The reasons for increased KA, just like in women, are disturbances in protein-fat metabolism. These include oversaturation of the body with animal fats, a sedentary lifestyle, stress, smoking and other factors that negatively affect fat metabolism.

In some cases, the atherogenicity coefficient may be increased while taking hormonal drugs. However, this occurs only during treatment and after stopping medication, the patient sees the atherogenic index as normal on the test form.

A biochemical blood test in men also reveals the level of lipid energy reserves in the body. Triglyceride levels coincide with the standards established for women.

First of all, men should change their lifestyle: give up bad habits, increase physical activity and reduce the amount of animal fats consumed. Of course, you should not become a vegetarian if you are used to meat.

However, you should choose lean beef or fish, and steam the food rather than fry it. If you can’t seriously engage in sports, then regular walking will help. For example, you can walk to work instead of taking public transport.

If the KA is exceeded significantly, the doctor prescribes conservative treatment, which consists of taking satins that reduce cholesterol synthesis in the body.

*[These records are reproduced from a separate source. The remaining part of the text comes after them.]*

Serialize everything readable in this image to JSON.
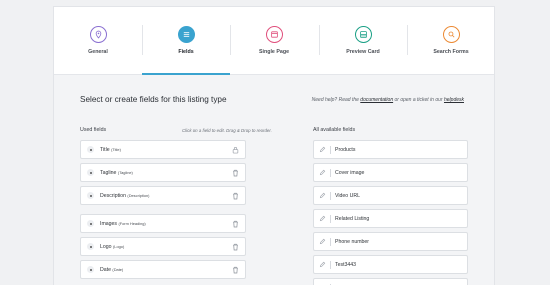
{
  "tabs": [
    {
      "label": "General",
      "icon": "location-pin-icon",
      "color": "#8a6fd1"
    },
    {
      "label": "Fields",
      "icon": "list-icon",
      "color": "#3aa3cf",
      "active": true
    },
    {
      "label": "Single Page",
      "icon": "layout-icon",
      "color": "#e04f7c"
    },
    {
      "label": "Preview Card",
      "icon": "card-icon",
      "color": "#1aa086"
    },
    {
      "label": "Search Forms",
      "icon": "search-icon",
      "color": "#ec8a34"
    }
  ],
  "page": {
    "heading": "Select or create fields for this listing type",
    "help_prefix": "Need help? Read the",
    "help_doc_link": "documentation",
    "help_middle": "or open a ticket in our",
    "help_desk_link": "helpdesk"
  },
  "used_fields": {
    "label": "Used fields",
    "hint": "Click on a field to edit. Drag & Drop to reorder.",
    "items": [
      {
        "name": "Title",
        "key": "(Title)",
        "icon": "lock-icon"
      },
      {
        "name": "Tagline",
        "key": "(Tagline)",
        "icon": "trash-icon"
      },
      {
        "name": "Description",
        "key": "(Description)",
        "icon": "trash-icon"
      },
      {
        "name": "Images",
        "key": "(Form Heading)",
        "icon": "trash-icon"
      },
      {
        "name": "Logo",
        "key": "(Logo)",
        "icon": "trash-icon"
      },
      {
        "name": "Date",
        "key": "(Date)",
        "icon": "trash-icon"
      }
    ]
  },
  "available_fields": {
    "label": "All available fields",
    "items": [
      "Products",
      "Cover image",
      "Video URL",
      "Related Listing",
      "Phone number",
      "Test3443"
    ]
  },
  "colors": {
    "accent": "#3aa3cf"
  }
}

Atherogenic index: how to calculate and what to do to reduce it

To determine KA, blood is taken from the patient and a biochemical analysis of the material is performed. Blood is taken from a vein in the morning, since you cannot eat for eight hours before taking the test.

To determine the fractions of lipid compounds in the laboratory, sedimentation and photometry methods are used. Then the atherogenic coefficient is calculated.

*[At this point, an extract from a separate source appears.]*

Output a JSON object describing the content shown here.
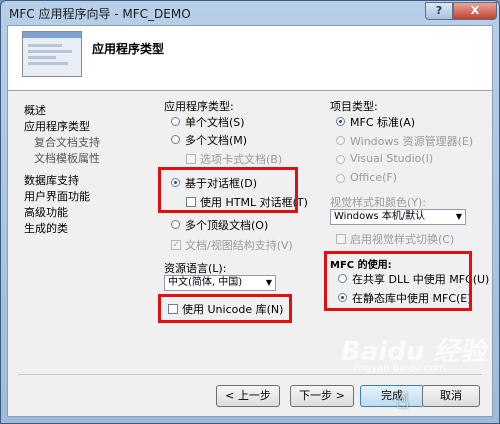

Having become familiar with the concept of atherogenicity index, we will consider how to calculate it using different formulas below.

The basic formula of the atherogenic index, which is usually used when processing blood test data, looks like this: AI = (C - HDL) / HDL, where AI is the atherogenic index, cholesterol is total cholesterol, HDL is a high-molecular compound.

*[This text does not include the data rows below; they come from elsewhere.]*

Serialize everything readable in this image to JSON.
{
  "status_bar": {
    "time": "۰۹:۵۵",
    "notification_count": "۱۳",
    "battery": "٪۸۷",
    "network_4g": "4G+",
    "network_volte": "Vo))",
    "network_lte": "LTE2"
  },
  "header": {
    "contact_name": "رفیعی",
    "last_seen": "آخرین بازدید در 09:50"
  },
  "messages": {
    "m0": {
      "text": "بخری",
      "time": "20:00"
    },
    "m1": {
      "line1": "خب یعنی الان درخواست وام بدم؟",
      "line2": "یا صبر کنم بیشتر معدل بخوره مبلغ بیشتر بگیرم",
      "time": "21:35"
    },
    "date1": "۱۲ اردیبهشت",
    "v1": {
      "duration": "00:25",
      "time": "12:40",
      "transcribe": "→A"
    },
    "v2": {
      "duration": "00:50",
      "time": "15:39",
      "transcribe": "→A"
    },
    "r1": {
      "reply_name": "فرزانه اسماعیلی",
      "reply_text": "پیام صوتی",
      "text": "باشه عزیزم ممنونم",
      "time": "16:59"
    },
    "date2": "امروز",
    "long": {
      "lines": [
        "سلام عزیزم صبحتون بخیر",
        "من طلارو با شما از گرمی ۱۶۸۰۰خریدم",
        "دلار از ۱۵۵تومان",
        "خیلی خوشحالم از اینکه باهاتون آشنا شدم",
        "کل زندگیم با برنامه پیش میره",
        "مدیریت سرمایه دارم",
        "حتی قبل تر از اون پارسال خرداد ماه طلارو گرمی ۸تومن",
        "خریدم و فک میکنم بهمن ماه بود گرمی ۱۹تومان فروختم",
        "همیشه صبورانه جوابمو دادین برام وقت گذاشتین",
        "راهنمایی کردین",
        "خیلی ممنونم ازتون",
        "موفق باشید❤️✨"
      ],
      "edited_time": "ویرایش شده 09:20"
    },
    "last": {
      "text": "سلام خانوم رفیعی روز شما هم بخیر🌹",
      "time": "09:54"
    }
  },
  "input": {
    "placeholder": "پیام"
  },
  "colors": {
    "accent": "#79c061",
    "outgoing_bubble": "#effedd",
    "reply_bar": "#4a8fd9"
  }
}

In some cases, it is necessary to calculate the atherogenic coefficient index taking into account low and very low density lipoproteins. The latter are detected through the concentration of triglycerides. VLDL = TG/2.2. Thus, general formula looks like this: AI = (LDL + TG/2.2) / HDL.

The atherogenic coefficient, the norm of which is exceeded, requires establishing the cause of this condition. A lipid metabolism disorder does not necessarily occur; an increase in KA can be caused by pregnancy or other temporary hormonal imbalances. Therefore, you should not self-medicate, otherwise you can disrupt the natural mechanisms of the body.

For some diseases, treatment with hormonal drugs is prescribed, in which the norm of the atherogenic coefficient increases. The progress of treatment is monitored by a doctor who determines the risks and, if the development of another pathology is suspected, may change therapy.

Diets help reduce the atherogenicity coefficient. However, this approach may also have reverse side. For example, a person’s strict restriction of fats, on the contrary, provokes increased production of lipids in the body. Therefore, the organization of nutrition without excess fat must be competent.

Products to exclude:

  • sausages and other products containing animal fat;
  • lard, fatty pork and lamb, butter, sour cream, egg yolks;
  • trans fats, which are included in margarine, spreads and other similar products.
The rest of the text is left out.